É muito complicado escrever crônicas no Brasil de 2021. Estamos todos tristes, indignados, ou ambos. Sair desse assunto é um fino limiar entre ignorar o mundo à nossa volta e falar o óbvio. E toda obviedade é, por natureza, bad writing. É a piada fácil.

Venho tentando, nesse cantinho que muito me orgulha chamar de meu, sair um pouco dos temas mais proeminentes, como o genocida nazista, as Olimpíadas ou outros assuntos que povoam as notícias e as redes sociais. Tenho a pretensão de ser uma folga, algo fora desse universo já tão pensado, elaborado, etc.

“Tire o seu sorriso do caminho que eu quero passar com a minha dor”, diz a canção do Nelson Cavaquinho. A música, assim como as outras artes e a literatura, nos fornece uma compreensão emprestada da emoção do outro. A isso damos o nome de alteridade.

Não por acaso nos identificamos tão facilmente e bem com a jornada do herói, suas provações, desafios, experiências de quase-morte, inimigos e, se tudo der certo, recompensas.

É para isso que a arte serve. Ela nos permite vivenciar, compreender e testemunhar a emoção do outro e, através desse Outro, resolver as nossas questões.

O herói que é merecedor dessa classificação passa, necessariamente, por uma enorme dificuldade. O obstáculo, a crise ou o perigo existem justamente para demonstrar o quão valioso é aquele personagem. O que ele conseguiu vencer não é coisa pequena. Depois, claro, o herói volta renovado, engrandecido de alguma maneira.

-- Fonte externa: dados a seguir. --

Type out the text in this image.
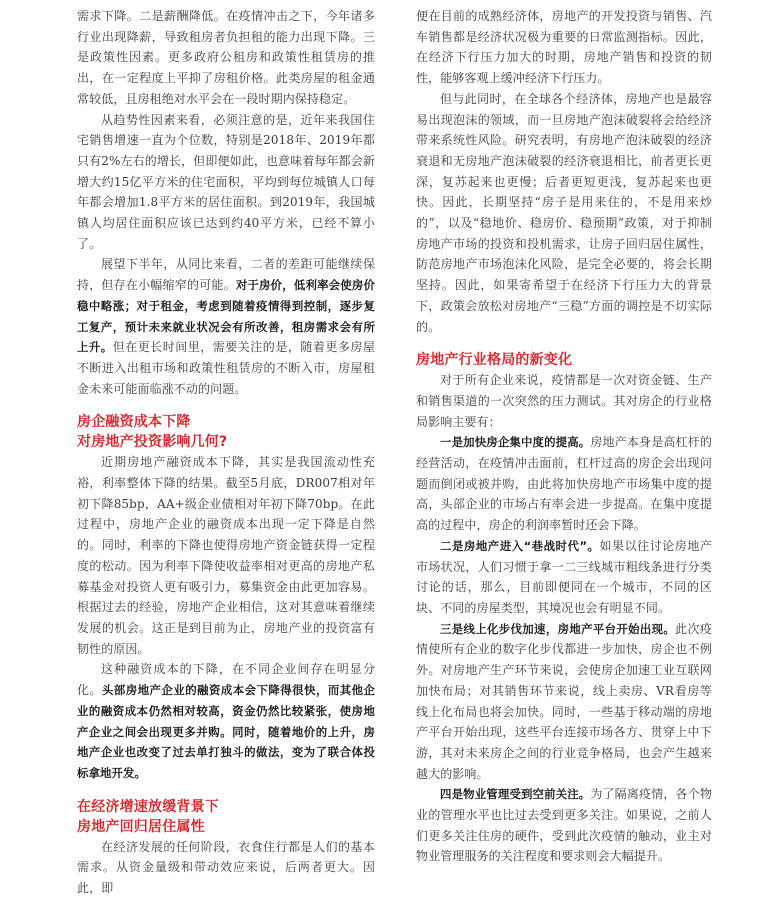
需求下降。二是薪酬降低。在疫情冲击之下，今年诸多行业出现降薪，导致租房者负担租的能力出现下降。三是政策性因素。更多政府公租房和政策性租赁房的推出，在一定程度上平抑了房租价格。此类房屋的租金通常较低，且房租绝对水平会在一段时期内保持稳定。

从趋势性因素来看，必须注意的是，近年来我国住宅销售增速一直为个位数，特别是2018年、2019年都只有2%左右的增长，但即便如此，也意味着每年都会新增大约15亿平方米的住宅面积，平均到每位城镇人口每年都会增加1.8平方米的居住面积。到2019年，我国城镇人均居住面积应该已达到约40平方米，已经不算小了。

展望下半年，从同比来看，二者的差距可能继续保持，但存在小幅缩窄的可能。对于房价，低利率会使房价稳中略涨；对于租金，考虑到随着疫情得到控制，逐步复工复产，预计未来就业状况会有所改善，租房需求会有所上升。但在更长时间里，需要关注的是，随着更多房屋不断进入出租市场和政策性租赁房的不断入市，房屋租金未来可能面临涨不动的问题。

房企融资成本下降
对房地产投资影响几何?

近期房地产融资成本下降，其实是我国流动性充裕，利率整体下降的结果。截至5月底，DR007相对年初下降85bp，AA+级企业债相对年初下降70bp。在此过程中，房地产企业的融资成本出现一定下降是自然的。同时，利率的下降也使得房地产资金链获得一定程度的松动。因为利率下降使收益率相对更高的房地产私募基金对投资人更有吸引力，募集资金由此更加容易。根据过去的经验，房地产企业相信，这对其意味着继续发展的机会。这正是到目前为止，房地产业的投资富有韧性的原因。

这种融资成本的下降，在不同企业间存在明显分化。头部房地产企业的融资成本会下降得很快，而其他企业的融资成本仍然相对较高，资金仍然比较紧张，使房地产企业之间会出现更多并购。同时，随着地价的上升，房地产企业也改变了过去单打独斗的做法，变为了联合体投标拿地开发。

在经济增速放缓背景下
房地产回归居住属性

在经济发展的任何阶段，衣食住行都是人们的基本需求。从资金量级和带动效应来说，后两者更大。因此，即

便在目前的成熟经济体，房地产的开发投资与销售、汽车销售都是经济状况极为重要的日常监测指标。因此，在经济下行压力加大的时期，房地产销售和投资的韧性，能够客观上缓冲经济下行压力。

但与此同时，在全球各个经济体，房地产也是最容易出现泡沫的领域，而一旦房地产泡沫破裂将会给经济带来系统性风险。研究表明，有房地产泡沫破裂的经济衰退和无房地产泡沫破裂的经济衰退相比，前者更长更深，复苏起来也更慢；后者更短更浅，复苏起来也更快。因此，长期坚持“房子是用来住的，不是用来炒的”，以及“稳地价、稳房价、稳预期”政策，对于抑制房地产市场的投资和投机需求，让房子回归居住属性，防范房地产市场泡沫化风险，是完全必要的，将会长期坚持。因此，如果寄希望于在经济下行压力大的背景下，政策会放松对房地产“三稳”方面的调控是不切实际的。

房地产行业格局的新变化

对于所有企业来说，疫情都是一次对资金链、生产和销售渠道的一次突然的压力测试。其对房企的行业格局影响主要有：

一是加快房企集中度的提高。房地产本身是高杠杆的经营活动，在疫情冲击面前，杠杆过高的房企会出现问题而倒闭或被并购，由此将加快房地产市场集中度的提高，头部企业的市场占有率会进一步提高。在集中度提高的过程中，房企的利润率暂时还会下降。

二是房地产进入“巷战时代”。如果以往讨论房地产市场状况，人们习惯于拿一二三线城市粗线条进行分类讨论的话，那么，目前即便同在一个城市，不同的区块、不同的房屋类型，其境况也会有明显不同。

三是线上化步伐加速，房地产平台开始出现。此次疫情使所有企业的数字化步伐都进一步加快，房企也不例外。对房地产生产环节来说，会使房企加速工业互联网加快布局；对其销售环节来说，线上卖房、VR看房等线上化布局也将会加快。同时，一些基于移动端的房地产平台开始出现，这些平台连接市场各方、贯穿上中下游，其对未来房企之间的行业竞争格局，也会产生越来越大的影响。

四是物业管理受到空前关注。为了隔离疫情，各个物业的管理水平也比过去受到更多关注。如果说，之前人们更多关注住房的硬件，受到此次疫情的触动，业主对物业管理服务的关注程度和要求则会大幅提升。
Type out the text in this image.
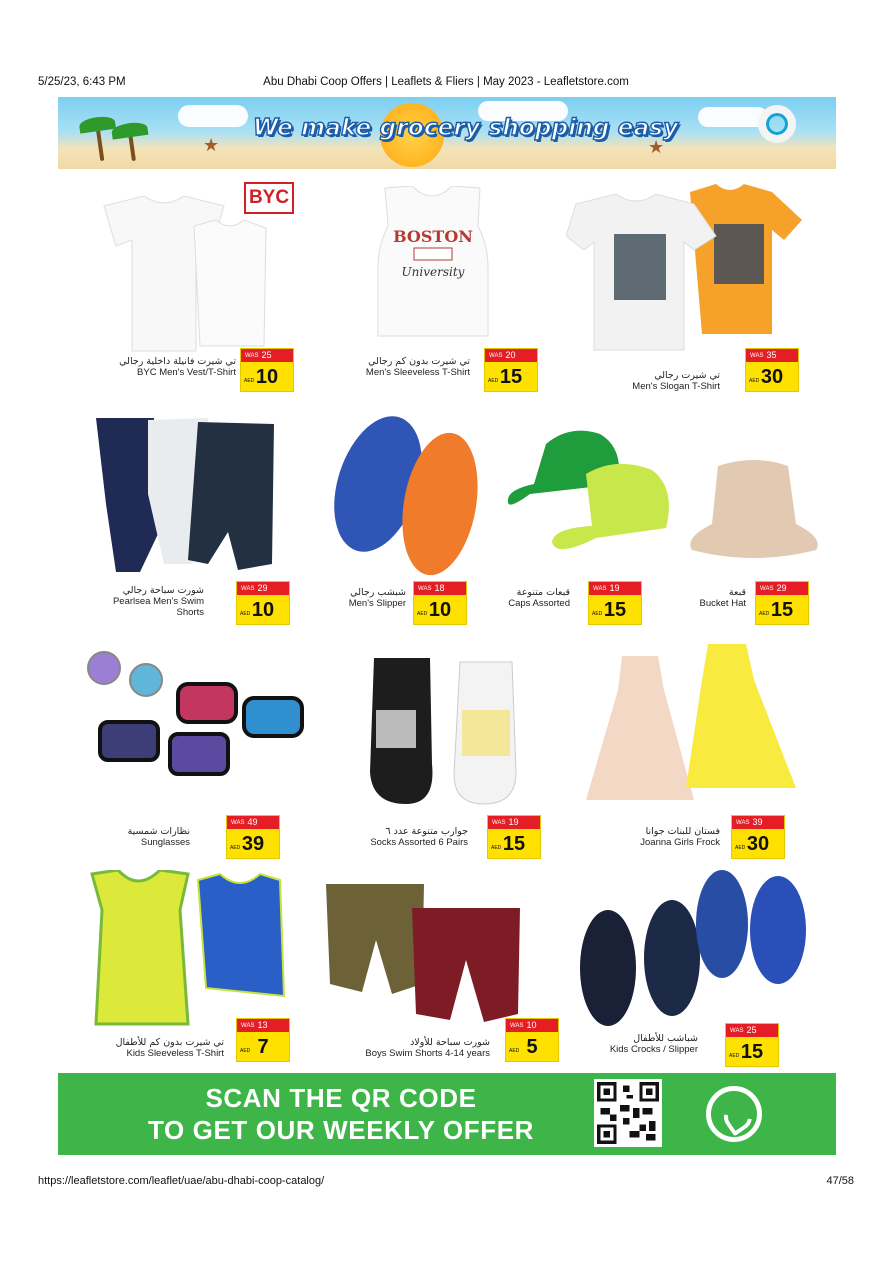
5/25/23, 6:43 PM	Abu Dhabi Coop Offers | Leaflets & Fliers | May 2023 - Leafletstore.com
★	★
We make grocery shopping easy
BYC
تي شيرت فانيلة داخلية رجالي
BYC Men's Vest/T-Shirt
WAS 25
AED 10
BOSTON
University
تي شيرت بدون كم رجالي
Men's Sleeveless T-Shirt
WAS 20
AED 15	تي شيرت رجالي
Men's Slogan T-Shirt
WAS 35
AED 30
شورت سباحة رجالي
Pearlsea Men's Swim
Shorts
WAS 29
AED 10
شبشب رجالي
Men's Slipper
WAS 18
AED 10
قبعات متنوعة
Caps Assorted
WAS 19
AED 15
قبعة
Bucket Hat
WAS 29
AED 15
نظارات شمسية
Sunglasses
WAS 49
AED 39
جوارب متنوعة عدد ٦
Socks Assorted 6 Pairs
WAS 19
AED 15
فستان للبنات جوانا
Joanna Girls Frock
WAS 39
AED 30
تي شيرت بدون كم للأطفال
Kids Sleeveless T-Shirt
WAS 13
AED 7	شورت سباحة للأولاد
Boys Swim Shorts 4-14 years
WAS 10
AED 5	شباشب للأطفال
Kids Crocks / Slipper
WAS 25
AED 15
SCAN THE QR CODE
TO GET OUR WEEKLY OFFER
https://leafletstore.com/leaflet/uae/abu-dhabi-coop-catalog/	47/58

Nós vivemos, através da representação simbólica, a catarse que precisamos para conseguirmos lidar com o nosso dia a dia.

A palavra catarse, por sua vez, vem do grego kátharsis e tem o sentido de limpeza, de purificação. Não é algo bonito e mítico como muitos autores de autoajuda tentam nos vender, entretanto. A catarse é um vômito. É um expurgo.

Catarse é se livrar da tristeza com filme brega e pipoca.

Catarse é chorar a noite toda até cansar. Cansar de chorar, mesmo que a dor não vá embora.

Catarse é abrir a janela e gritar até os pulmões doerem.

É disso que precisamos, como país, como cultura. Erramos: escolhemos o Luis Buñuel para escrever o roteiro desses últimos anos. Precisamos de uma Janete Clair. Precisamos chorar, rir e gritar até que a dor vá embora, o vírus acabe ou o genocida retorne ao esgoto de onde saiu.

E então, só então, a gente vai parar de falar de lado, olhando pro chão. Amanhã há de ser outro dia.